As a kid I watched every space launch I possibly could; I had a standard hero worship of astronauts. In the ’60s every launch was thoroughly televised, they could be very long broadcasts, and I’d be glued to the screen. I remember watching the early Mercury launches and being devastated by the death of astronaut Ed White in Apollo 1.

Later in my life, as I was about to turn 40, I thought, “What am I going to do for my midlife crisis?” (I didn’t actually have one, but felt like I should indulge nevertheless.) On a lark I filled out all the paperwork with NASA to become an astronaut. It was a whim. I heard back from them later: Of course I got rejected! My wife’s greatest fear was that I’d get accepted.
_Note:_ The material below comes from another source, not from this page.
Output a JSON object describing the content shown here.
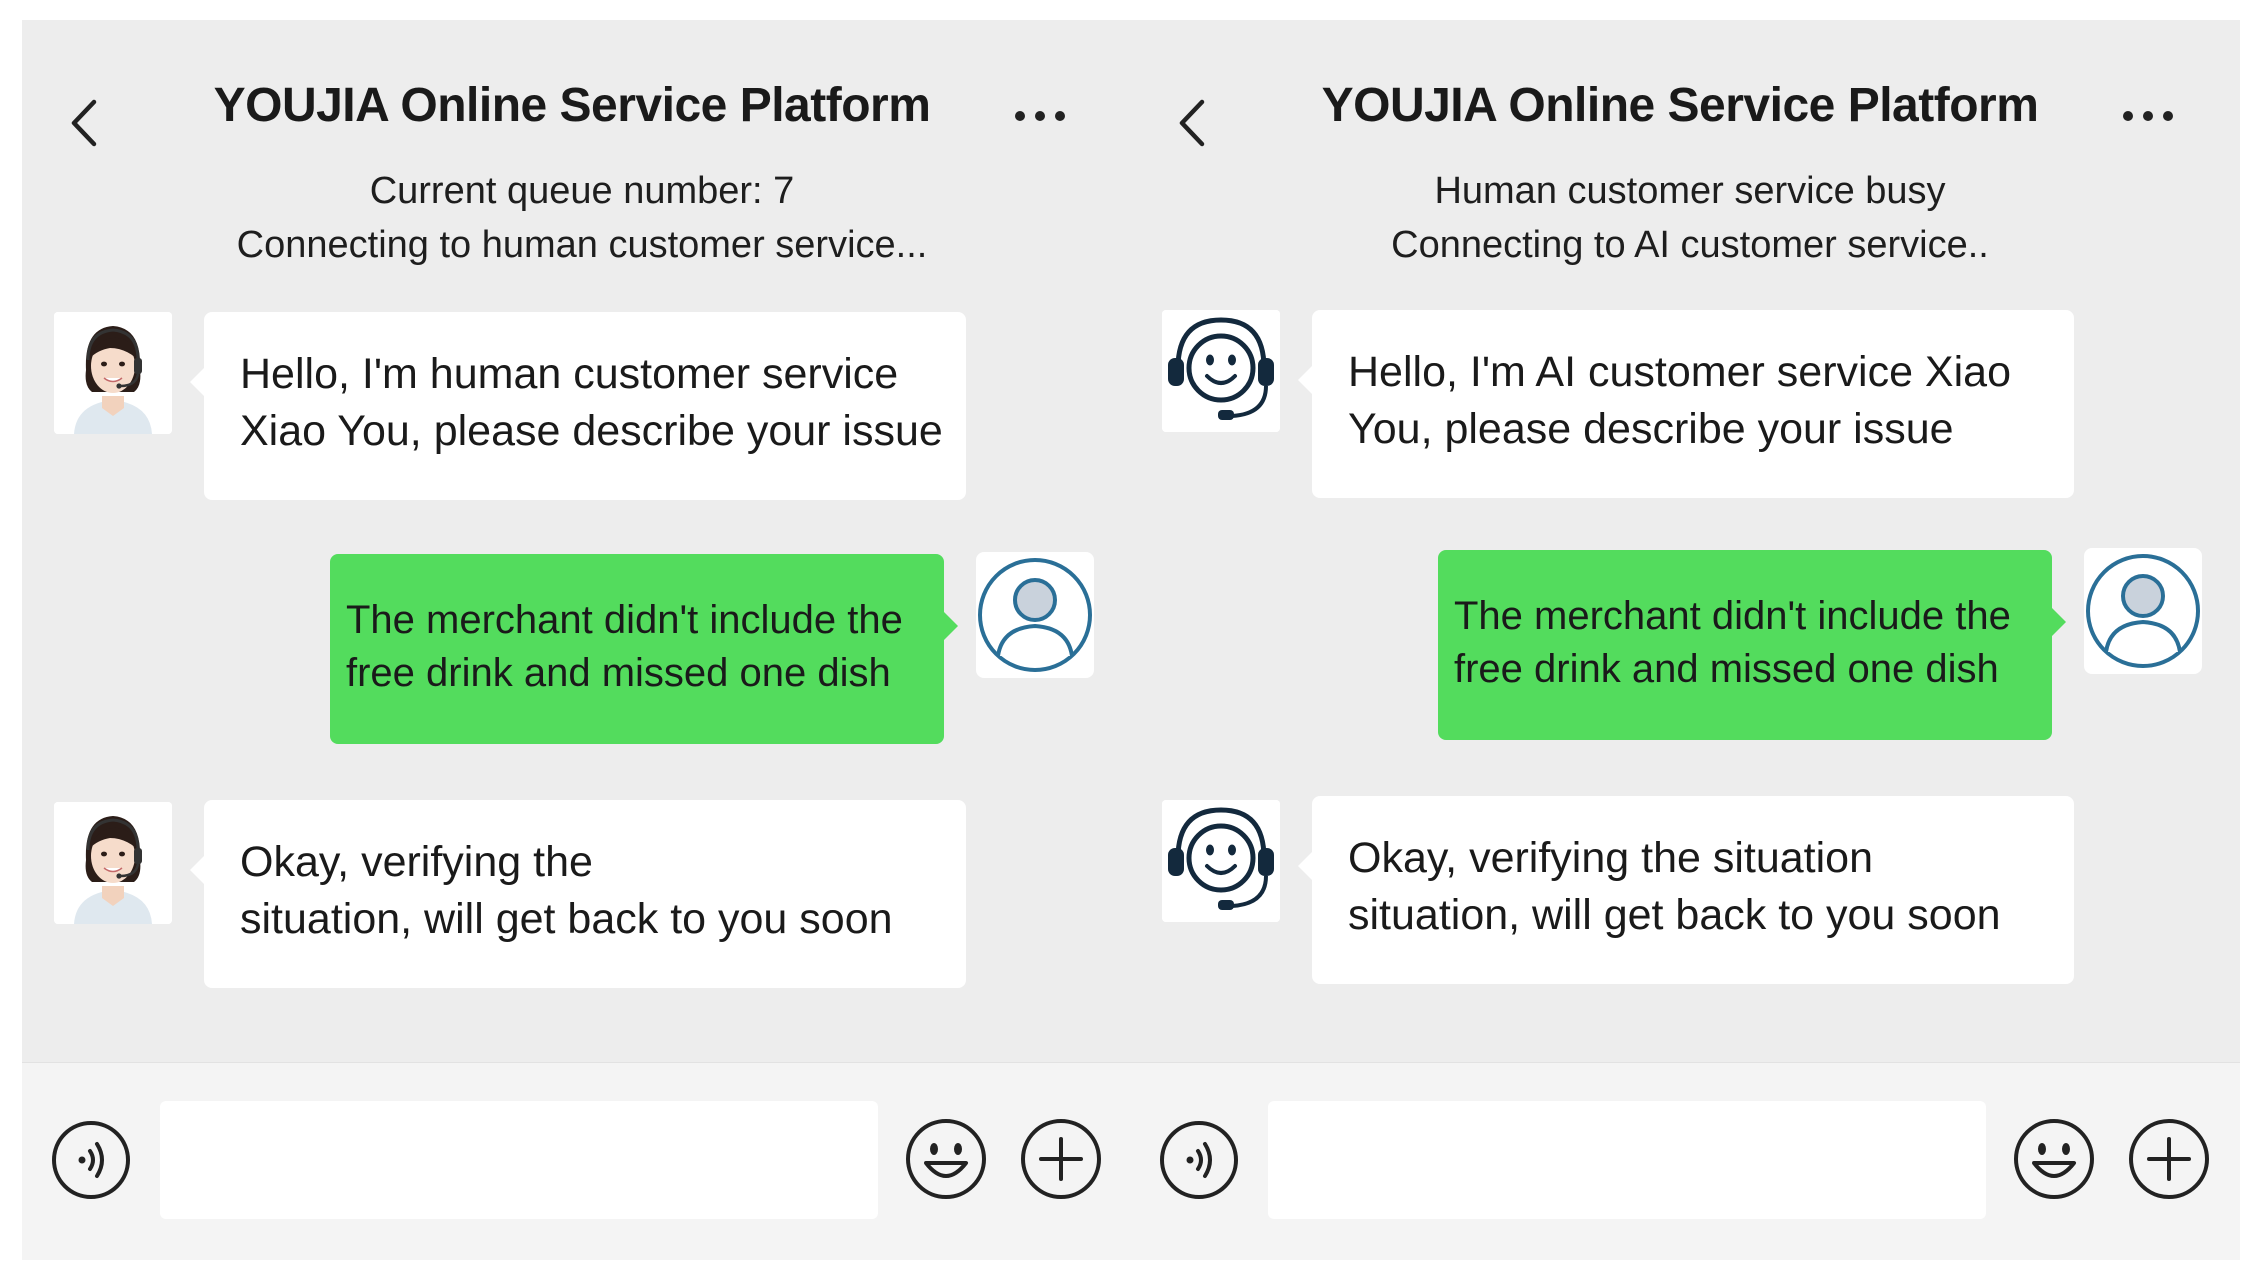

Around 2000, I spent a year away from my normal post at Hopkins—through a grant that puts mathematicians in different environments—and embedded myself in the Department of Mechanical Engineering. One professor was doing experiments with NASA on the KC-135 plane, also known as the vomit comet. I got the chance to get inside and experience zero gravity: 30-second intervals of wonderful weightlessness. And I did not vomit!


Harry K. Charles Jr.

Associate dean at the Whiting School of Engineering, program manager and group supervisor of the APL Education Center

I was 25 years old at the time and working on my PhD in electrical engineering at Johns Hopkins. This was the very same month I met and started dating the woman who, I didn’t know at the time, would later become my wife.

I’d started off on the wrong foot with Virginia—she was planning a date with a friend of mine, and I made some wise-guy comments on the side. She responded with a cold stare. A couple days later I ran into her in the Eisenhower Library (she was also studying at Hopkins, earning her Masters of Education), and I asked her out for a cup of coffee. Our first date was July 10, 1969, and we were engaged by that September.

On the day of the moon landing, Virginia and I went on a date to a local fair in Baltimore then I went home to study. I lived with roommates in an apartment in Wolman Hall and had a black-and-white TV with rabbit ears in my bedroom. That’s where I watched Neil Armstrong walk on the moon.

Seeing it was surreal—you could hardly believe it was true, and yet there it was. People were talking about it for a long time before and a long time afterward. It’s one of those seminal events in life where you remember exactly where you were.

I was particularly interested in space because I’d worked with NASA as a co-operative education student during my undergraduate program at Drexel. Following graduation, I spent two summers down at Goddard [Space Flight Center], tracking satellites. Even though we weren’t in Houston, the center was very excited about what was going on with Apollo 11.

For my wife and I, the Apollo 11 anniversary comes right after the 50th anniversary of our first date. Last week we were down in New Orleans celebrating that. And next March, we’ll be celebrating the 50th anniversary of our wedding.